Question

How do you solve ${{x}^{2}}-5x=-9$ using the quadratic formula?

Answer 1

Hint: We are given ${{x}^{2}}-5x=-9$ to solve this, we learn about the type of equation then we learn the number of solutions of the equation. we will learn how to factor the quadratic equation, we will use the middle term split to factor the term and we will simplify by taking common terms out. We also use zero product rules to get our answer. To be sure about your answer we can also check by putting the acquired value of the solution in the given equation and check whether they are the same or not.

Complete step by step solution:
We are asked to solve the given equation ${{x}^{2}}-5x=-9$ .
First we observe that it has a maximum power of ‘2’ so it is a quadratic equation.
Now we should know that a quadratic equation has 2 solutions or we say an equation of power ‘n’ will have ‘n’ solutions.
Now as it is a quadratic equation we will change it into standard form $a{{y}^{2}}+by+c=0$ .
We have ${{x}^{2}}-5x=-9$ .
We will add ‘9’ on both sides, we get –
$\Rightarrow {{x}^{2}}-5x+9=-9+9$ .
By simplifying, we get –
${{x}^{2}}-5x+9=0$ ($-9+9=0$ )
Now we have to solve the equation ${{x}^{2}}-5x+9=0$ .
To solve this equation we first take the greatest common factor possible available to the terms.
As we can see that in ${{x}^{2}}-5x+9=0$ .
$1,-5\text{ and }9$ has nothing in common . So, the equation remains the same.
$\Rightarrow {{x}^{2}}-5x+9=0$
Now, we will use a quadratic formula to solve our problem.
For $a{{x}^{2}}+bx+c=0$ .
Solution using quadratic formula is given as –
$x=\dfrac{-b\pm \sqrt{{{b}^{2}}-4ac}}{2a}$
For ${{x}^{2}}-5x+9=0$ , we have $a=1,b=-5\text{ and }c=9$ .
So, using these value, we get –
$\Rightarrow x=\dfrac{-\left( -5 \right)\pm \sqrt{{{\left( -5 \right)}^{2}}-4\times 1\times 9}}{2\times 1}$ .
By simplifying, we get –
$\Rightarrow x=\dfrac{5\pm \sqrt{25-36}}{2}$
As $25-36=-11$
So, we get –
$\Rightarrow x=\dfrac{5\pm \sqrt{-11}}{2}$ .
Now as we know that $\sqrt{-1}=i$ in a complex plane, so $\sqrt{-11}=\sqrt{11}\times i$ .
Hence we get solution as –
$\Rightarrow x=\dfrac{5\pm \sqrt{11}i}{2}$
So, solutions are –
$x=\dfrac{5+\sqrt{11}i}{2}$ and $x=\dfrac{5-\sqrt{11}i}{2}$.

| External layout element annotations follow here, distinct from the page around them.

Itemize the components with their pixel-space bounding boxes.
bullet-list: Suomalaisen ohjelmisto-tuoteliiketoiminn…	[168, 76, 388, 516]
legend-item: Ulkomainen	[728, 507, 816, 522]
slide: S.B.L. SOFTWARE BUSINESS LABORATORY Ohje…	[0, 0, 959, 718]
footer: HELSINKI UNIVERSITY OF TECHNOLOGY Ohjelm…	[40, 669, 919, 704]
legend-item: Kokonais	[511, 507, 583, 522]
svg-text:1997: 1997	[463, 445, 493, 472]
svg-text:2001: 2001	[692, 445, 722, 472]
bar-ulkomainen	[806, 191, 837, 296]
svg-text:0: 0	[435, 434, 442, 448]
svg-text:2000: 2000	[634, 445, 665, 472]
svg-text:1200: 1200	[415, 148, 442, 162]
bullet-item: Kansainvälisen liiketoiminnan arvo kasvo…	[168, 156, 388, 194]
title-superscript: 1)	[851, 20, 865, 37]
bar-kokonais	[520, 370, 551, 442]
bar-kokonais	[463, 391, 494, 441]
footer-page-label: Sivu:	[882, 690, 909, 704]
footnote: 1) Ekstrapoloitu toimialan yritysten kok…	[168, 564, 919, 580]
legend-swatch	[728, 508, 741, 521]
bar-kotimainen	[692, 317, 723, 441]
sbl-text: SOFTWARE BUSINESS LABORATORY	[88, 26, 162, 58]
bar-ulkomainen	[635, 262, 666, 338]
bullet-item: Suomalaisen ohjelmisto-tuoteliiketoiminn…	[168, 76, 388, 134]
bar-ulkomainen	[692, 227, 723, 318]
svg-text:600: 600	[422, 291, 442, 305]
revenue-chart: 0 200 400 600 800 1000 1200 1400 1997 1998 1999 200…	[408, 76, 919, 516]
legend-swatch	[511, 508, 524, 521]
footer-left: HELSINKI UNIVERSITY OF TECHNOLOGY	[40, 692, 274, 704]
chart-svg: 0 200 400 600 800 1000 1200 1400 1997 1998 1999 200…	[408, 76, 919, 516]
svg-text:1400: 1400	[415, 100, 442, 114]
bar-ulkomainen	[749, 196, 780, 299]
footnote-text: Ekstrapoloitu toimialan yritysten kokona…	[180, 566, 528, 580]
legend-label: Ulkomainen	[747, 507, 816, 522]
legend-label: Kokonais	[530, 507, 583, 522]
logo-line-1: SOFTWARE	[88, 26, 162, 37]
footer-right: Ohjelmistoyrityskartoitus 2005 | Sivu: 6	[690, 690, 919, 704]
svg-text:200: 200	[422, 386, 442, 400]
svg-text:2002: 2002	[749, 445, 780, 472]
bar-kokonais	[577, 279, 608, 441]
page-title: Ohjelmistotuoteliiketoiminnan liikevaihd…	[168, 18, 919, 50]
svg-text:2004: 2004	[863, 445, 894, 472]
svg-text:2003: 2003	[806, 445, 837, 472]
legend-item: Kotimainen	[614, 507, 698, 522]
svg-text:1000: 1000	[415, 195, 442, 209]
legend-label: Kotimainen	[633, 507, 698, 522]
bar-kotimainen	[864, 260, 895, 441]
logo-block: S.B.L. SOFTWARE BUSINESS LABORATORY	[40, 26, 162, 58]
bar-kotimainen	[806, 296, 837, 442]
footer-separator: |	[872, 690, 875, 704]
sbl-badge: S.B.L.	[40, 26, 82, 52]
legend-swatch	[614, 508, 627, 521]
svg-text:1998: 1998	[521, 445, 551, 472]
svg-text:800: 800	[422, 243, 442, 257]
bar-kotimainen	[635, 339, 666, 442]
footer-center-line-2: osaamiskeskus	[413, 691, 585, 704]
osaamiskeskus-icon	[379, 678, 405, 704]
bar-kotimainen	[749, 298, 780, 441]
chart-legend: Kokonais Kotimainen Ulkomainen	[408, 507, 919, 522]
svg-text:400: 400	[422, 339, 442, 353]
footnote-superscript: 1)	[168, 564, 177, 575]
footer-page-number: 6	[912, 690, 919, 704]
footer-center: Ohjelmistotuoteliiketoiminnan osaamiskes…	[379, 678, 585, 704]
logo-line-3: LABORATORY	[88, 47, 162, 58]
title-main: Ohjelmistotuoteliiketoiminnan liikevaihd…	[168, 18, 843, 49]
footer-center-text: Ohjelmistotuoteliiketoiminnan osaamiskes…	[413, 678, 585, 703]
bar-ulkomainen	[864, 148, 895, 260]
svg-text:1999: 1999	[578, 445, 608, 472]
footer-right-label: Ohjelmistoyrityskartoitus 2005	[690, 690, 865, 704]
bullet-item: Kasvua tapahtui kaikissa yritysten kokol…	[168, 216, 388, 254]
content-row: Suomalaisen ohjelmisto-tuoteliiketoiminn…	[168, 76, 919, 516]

Note: Remember, $\sqrt{-1}$ is not valid in real axis, so $\sqrt{{{b}^{2}}-4ac}<0$ then it has no solution on real axis but on complex plane $\sqrt{-1}=i$ , so we can just find solution for the case when $\sqrt{{{b}^{2}}-4ac}<0$ in the complex plane only. Also remember if $\sqrt{{{b}^{2}}-4ac}>0$ then the both root are real and distinct and if the $\sqrt{{{b}^{2}}-4ac}=0$ then the root are real but same.
Then ${{b}^{2}}-4ac$ is known as discriminate and it helps us in knowing the nature of the root.